Another solution is bottled gas, such as nitrogen, for the motive medium instead of instrument air.

The downside of course is cost, and they also tend to leak a bit more.

"Do not worry about your problems with mathematics, I assure you mine are far greater."
Albert Einstein
Have you read FAQ731-376 to make the best use of Eng-Tips Forums?
 
Ashereng:
Good points.
My general attitude toward overpressure/safety devices is that they sould be passive: i.e., if you take away the energy source or if a component fails, they perform their safety function.

A bottled nitrogen system >could< do this, but when you run out of N2, you're down until somebody schlepps a tank of N2 to the process.

Hydraulics is a good idea. Something like a Rexa or a Worcester 72 electrohydraulic ball valve actuator can be quite failsafe and operate without much operator intervention.
 
Thanks for the thoughts

Hydraulics on a trailing pump set in a mine environment is a concern because of dirt/maintenance/vibration.

I am not too worried about the surge as the interconnecting pipelines are PE. The modulus is low so the celerity will also be low. The valve wsnt for surge purposes in any event just to protect from overpressure. I will do the surge analysis when I have selected the pumps. Power is reliable in this mine and they would rather repair the PE than have fancy protection devices that they dont maintain.

I have suggested bottled gas and they are still thinking about it.

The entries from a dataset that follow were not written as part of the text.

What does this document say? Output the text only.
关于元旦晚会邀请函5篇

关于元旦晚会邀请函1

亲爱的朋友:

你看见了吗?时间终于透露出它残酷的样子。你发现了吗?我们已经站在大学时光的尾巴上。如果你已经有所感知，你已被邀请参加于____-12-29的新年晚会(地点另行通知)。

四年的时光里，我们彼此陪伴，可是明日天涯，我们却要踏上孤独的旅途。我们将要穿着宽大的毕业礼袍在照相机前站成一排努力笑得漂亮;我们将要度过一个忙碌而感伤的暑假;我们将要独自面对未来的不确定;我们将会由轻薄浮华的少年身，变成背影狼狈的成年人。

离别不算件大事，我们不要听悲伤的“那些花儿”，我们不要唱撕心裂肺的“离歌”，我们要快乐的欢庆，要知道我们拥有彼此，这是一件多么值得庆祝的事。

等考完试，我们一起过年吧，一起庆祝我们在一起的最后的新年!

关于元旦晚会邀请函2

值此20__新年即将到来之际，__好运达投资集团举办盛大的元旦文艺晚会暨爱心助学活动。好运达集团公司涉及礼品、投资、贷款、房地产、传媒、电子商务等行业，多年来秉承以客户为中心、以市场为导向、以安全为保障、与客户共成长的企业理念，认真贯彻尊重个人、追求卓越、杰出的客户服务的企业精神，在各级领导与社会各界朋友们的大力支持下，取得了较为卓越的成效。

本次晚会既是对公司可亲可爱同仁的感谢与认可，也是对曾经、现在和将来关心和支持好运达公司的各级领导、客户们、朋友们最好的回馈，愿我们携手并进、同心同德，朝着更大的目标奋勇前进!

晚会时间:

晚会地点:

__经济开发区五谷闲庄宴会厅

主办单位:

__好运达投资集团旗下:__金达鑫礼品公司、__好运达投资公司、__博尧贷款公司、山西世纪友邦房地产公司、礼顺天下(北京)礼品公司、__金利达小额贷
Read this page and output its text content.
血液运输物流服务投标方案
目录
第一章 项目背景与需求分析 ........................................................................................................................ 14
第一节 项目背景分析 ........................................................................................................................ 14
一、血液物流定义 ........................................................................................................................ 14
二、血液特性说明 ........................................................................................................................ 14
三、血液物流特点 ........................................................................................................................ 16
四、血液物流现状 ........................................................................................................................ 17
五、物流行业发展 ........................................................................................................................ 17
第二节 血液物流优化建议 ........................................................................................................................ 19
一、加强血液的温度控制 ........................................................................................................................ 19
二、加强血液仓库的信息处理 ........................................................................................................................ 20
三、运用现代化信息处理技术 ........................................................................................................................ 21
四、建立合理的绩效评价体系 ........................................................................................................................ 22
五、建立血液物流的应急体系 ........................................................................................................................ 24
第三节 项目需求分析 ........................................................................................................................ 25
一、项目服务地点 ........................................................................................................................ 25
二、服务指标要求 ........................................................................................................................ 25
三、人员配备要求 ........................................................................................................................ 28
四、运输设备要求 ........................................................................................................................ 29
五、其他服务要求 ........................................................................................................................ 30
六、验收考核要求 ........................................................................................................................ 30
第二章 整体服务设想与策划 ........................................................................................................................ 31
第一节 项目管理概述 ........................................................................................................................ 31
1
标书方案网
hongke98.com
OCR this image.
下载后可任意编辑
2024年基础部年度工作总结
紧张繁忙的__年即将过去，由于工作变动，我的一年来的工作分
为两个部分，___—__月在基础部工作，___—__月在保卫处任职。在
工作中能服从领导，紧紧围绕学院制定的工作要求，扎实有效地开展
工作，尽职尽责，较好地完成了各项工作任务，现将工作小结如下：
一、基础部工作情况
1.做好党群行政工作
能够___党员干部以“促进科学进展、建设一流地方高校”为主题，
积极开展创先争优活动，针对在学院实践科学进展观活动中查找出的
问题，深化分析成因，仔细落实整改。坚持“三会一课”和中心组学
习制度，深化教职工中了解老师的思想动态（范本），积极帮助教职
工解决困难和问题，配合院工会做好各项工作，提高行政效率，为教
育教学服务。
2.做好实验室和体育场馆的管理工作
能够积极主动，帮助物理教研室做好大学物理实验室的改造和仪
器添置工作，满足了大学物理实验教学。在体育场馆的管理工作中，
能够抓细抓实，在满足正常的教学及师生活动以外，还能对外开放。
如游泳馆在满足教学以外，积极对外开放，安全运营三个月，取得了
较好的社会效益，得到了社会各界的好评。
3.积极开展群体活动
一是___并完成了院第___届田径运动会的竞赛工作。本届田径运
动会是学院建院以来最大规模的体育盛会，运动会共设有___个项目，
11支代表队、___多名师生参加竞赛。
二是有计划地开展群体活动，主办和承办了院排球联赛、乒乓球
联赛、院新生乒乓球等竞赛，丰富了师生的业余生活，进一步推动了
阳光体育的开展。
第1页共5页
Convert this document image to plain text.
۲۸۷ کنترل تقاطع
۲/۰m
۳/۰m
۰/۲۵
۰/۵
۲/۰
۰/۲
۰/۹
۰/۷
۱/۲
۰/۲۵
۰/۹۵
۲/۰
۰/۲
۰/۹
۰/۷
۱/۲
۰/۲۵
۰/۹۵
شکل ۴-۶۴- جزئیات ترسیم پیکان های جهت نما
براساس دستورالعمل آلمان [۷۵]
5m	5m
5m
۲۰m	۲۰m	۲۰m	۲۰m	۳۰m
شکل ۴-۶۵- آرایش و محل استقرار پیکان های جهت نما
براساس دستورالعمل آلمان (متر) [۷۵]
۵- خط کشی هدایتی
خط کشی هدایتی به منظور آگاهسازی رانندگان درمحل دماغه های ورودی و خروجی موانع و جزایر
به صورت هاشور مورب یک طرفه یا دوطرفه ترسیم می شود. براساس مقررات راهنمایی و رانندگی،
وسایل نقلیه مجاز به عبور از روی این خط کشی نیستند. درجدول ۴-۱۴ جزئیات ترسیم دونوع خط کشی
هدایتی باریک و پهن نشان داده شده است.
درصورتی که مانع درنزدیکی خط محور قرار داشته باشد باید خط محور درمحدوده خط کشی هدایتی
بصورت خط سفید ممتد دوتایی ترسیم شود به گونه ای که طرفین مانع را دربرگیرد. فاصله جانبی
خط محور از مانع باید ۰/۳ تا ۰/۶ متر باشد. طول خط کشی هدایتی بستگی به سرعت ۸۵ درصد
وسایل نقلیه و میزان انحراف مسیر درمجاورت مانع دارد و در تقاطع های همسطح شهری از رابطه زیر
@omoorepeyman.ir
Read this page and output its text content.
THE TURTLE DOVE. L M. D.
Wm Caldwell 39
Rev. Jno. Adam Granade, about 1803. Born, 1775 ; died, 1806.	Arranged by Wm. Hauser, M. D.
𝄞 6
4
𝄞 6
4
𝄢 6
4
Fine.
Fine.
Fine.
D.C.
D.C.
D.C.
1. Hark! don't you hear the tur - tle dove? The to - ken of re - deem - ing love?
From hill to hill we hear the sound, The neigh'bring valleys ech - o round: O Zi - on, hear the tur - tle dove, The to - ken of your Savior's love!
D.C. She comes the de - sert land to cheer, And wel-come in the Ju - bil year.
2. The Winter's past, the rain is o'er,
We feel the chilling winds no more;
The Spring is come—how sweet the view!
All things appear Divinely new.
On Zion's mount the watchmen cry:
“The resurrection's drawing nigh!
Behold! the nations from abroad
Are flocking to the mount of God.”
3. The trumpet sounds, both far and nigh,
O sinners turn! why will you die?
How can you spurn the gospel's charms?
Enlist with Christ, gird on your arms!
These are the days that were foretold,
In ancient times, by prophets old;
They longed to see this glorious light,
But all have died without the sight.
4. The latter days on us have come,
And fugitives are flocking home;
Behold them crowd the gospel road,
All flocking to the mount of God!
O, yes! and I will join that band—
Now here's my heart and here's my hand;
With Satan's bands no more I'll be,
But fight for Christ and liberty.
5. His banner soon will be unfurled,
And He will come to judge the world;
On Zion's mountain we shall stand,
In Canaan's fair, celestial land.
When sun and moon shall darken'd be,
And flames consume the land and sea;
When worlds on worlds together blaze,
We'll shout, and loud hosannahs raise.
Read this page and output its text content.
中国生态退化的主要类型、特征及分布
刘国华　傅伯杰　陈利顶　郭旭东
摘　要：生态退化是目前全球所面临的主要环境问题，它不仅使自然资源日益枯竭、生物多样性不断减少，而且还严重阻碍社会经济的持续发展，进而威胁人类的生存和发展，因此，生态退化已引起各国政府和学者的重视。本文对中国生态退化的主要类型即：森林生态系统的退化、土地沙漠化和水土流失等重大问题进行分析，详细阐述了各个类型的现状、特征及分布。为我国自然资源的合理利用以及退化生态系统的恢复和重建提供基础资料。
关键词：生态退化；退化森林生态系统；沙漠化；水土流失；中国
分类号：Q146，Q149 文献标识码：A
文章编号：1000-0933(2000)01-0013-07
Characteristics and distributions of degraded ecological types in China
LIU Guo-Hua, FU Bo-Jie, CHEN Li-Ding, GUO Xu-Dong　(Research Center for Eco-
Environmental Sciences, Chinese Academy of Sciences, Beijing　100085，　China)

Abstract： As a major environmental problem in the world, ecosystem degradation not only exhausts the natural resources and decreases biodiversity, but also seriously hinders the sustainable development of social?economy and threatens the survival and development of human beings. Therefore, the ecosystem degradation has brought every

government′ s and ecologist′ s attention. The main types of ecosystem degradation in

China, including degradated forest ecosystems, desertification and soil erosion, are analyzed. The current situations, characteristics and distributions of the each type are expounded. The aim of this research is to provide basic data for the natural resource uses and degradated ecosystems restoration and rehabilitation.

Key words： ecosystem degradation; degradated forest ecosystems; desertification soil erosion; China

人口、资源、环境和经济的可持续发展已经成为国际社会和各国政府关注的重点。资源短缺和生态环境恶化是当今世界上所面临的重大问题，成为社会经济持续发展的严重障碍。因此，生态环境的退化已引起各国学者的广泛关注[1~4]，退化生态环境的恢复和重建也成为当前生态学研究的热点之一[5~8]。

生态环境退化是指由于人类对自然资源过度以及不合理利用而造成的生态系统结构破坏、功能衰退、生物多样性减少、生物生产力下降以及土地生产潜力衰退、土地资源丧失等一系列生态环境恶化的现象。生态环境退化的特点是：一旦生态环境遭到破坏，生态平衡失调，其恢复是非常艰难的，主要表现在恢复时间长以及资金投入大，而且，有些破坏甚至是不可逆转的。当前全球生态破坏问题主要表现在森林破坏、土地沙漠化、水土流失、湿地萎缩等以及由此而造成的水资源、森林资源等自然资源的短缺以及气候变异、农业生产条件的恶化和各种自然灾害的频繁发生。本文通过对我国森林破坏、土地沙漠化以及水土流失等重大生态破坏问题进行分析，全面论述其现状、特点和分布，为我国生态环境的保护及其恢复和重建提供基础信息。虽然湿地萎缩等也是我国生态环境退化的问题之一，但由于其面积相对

Process water containing fines tends to be difficult to keep clean. Filters clog and are not maintained.

Geoffrey D Stone FIMechE C.Eng;FIEust CP Eng
 
How about a bottled liquid instead of bottled gas. You can get a lot more pounds of liquid CO2 in a bottle than pounds of nitrogen. I have also found CO2 to be much more readily available than nitrogen.
With either one, there is a safety issue in the event that a failure dumps the bottle contents, in that either gas will displace the oxygen in the vicinity. With nitrogen you estimate the remaining contents by pressure, with CO2 or other liquified gas you estimate the remaining contents by weight. There are valves for liquid propane bottles that connect to two bottles. The gas is drawn from one bottle. When the pressure fails, (the bottle is empty) the valve shuttles to the other bottle and raises a flag. You may be able to adapt this to CO2 to indicate that a bottle is empty.
respectfully
 
waross,

Where have you used liquid CO2 as motive gas?

"Do not worry about your problems with mathematics, I assure you mine are far greater."
Albert Einstein
Have you read FAQ731-376 to make the best use of Eng-Tips Forums?
 
Both the Worcester and the Rexa Hydraulic actuators I mentioned are fully self-contained. Both are designed to be mounted in remote areas and to operate with little attention after you hook up the wires.